The final episode of the season, “Ever After” wraps up the ever present “love triangle” between Mrs. Tishell, Louisa and Martin when Mrs. Tishell acts as nanny to James Henry, only to go off the deep end and begin to believe that James is her son (or at least rightfully should be so). James Henry is put into grave danger, and the resulting tension undoes the relationship knots that were threatening to end Martin and Louisa’s relationship forever. The end scene takes place on a really beautiful bit of Cornwall coastline and the episode ends with a finality that would allow the story to end here. (A sixth season is supposed to film in 2013.)
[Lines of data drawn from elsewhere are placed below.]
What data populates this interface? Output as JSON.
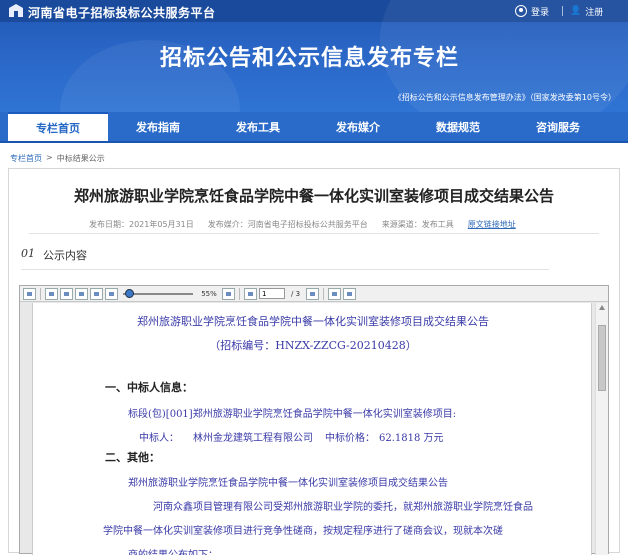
{
  "header": {
    "site_title": "河南省电子招标投标公共服务平台",
    "login_label": "登录",
    "register_label": "注册",
    "banner_title": "招标公告和公示信息发布专栏",
    "banner_subtitle": "《招标公告和公示信息发布管理办法》（国家发改委第10号令）"
  },
  "nav": {
    "items": [
      {
        "label": "专栏首页",
        "active": true
      },
      {
        "label": "发布指南"
      },
      {
        "label": "发布工具"
      },
      {
        "label": "发布媒介"
      },
      {
        "label": "数据规范"
      },
      {
        "label": "咨询服务"
      }
    ]
  },
  "breadcrumb": {
    "home": "专栏首页",
    "sep": ">",
    "current": "中标结果公示"
  },
  "notice": {
    "title": "郑州旅游职业学院烹饪食品学院中餐一体化实训室装修项目成交结果公告",
    "publish_time": "发布日期：2021年05月31日",
    "publisher": "发布媒介：河南省电子招标投标公共服务平台",
    "source": "来源渠道：发布工具",
    "original_link": "原文链接地址",
    "section_num": "01",
    "section_label": "公示内容"
  },
  "pdf_toolbar": {
    "zoom": "55%",
    "page": "1",
    "total": "/ 3"
  },
  "pdf": {
    "title": "郑州旅游职业学院烹饪食品学院中餐一体化实训室装修项目成交结果公告",
    "code": "（招标编号：HNZX-ZZCG-20210428）",
    "s1": "一、中标人信息：",
    "lot": "标段(包)[001]郑州旅游职业学院烹饪食品学院中餐一体化实训室装修项目:",
    "winner_label": "中标人：",
    "winner": "林州金龙建筑工程有限公司",
    "price_label": "中标价格：",
    "price": "62.1818 万元",
    "s2": "二、其他：",
    "p1": "郑州旅游职业学院烹饪食品学院中餐一体化实训室装修项目成交结果公告",
    "p2": "河南众鑫项目管理有限公司受郑州旅游职业学院的委托，就郑州旅游职业学院烹饪食品",
    "p3": "学院中餐一体化实训室装修项目进行竞争性磋商，按规定程序进行了磋商会议，现就本次磋",
    "p4": "商的结果公布如下："
  }
}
The fifth season of Doc Martin, while still containing the medical oddities and tumultuous Martin/Louisa relationship, broadens out to give some of the supporting characters of Portwenn a chance to drive the plot. Joe Penhale and Bert Large feature especially prominently. Though the fifth season has less of the uproarious comedy of previous seasons, it is replaced with a pleasant sentimentality that longtime viewers of the show will appreciate. Doc Martin has become a part of the community of Portwenn (whether he likes it or not) and he is now one of a slate of interesting characters that capture the quirkiness, independence, and selflessness of the fictional Cornish village. If idealized, it is an ideal of village and social life to aspire to, so long as the medical emergencies can be kept to a minimum.
The 2 disc DVD version of Doc Martin Season 5, released by Acorn Media, contains 62 minutes of behind the scenes footage, cast filmographies, and a photo gallery.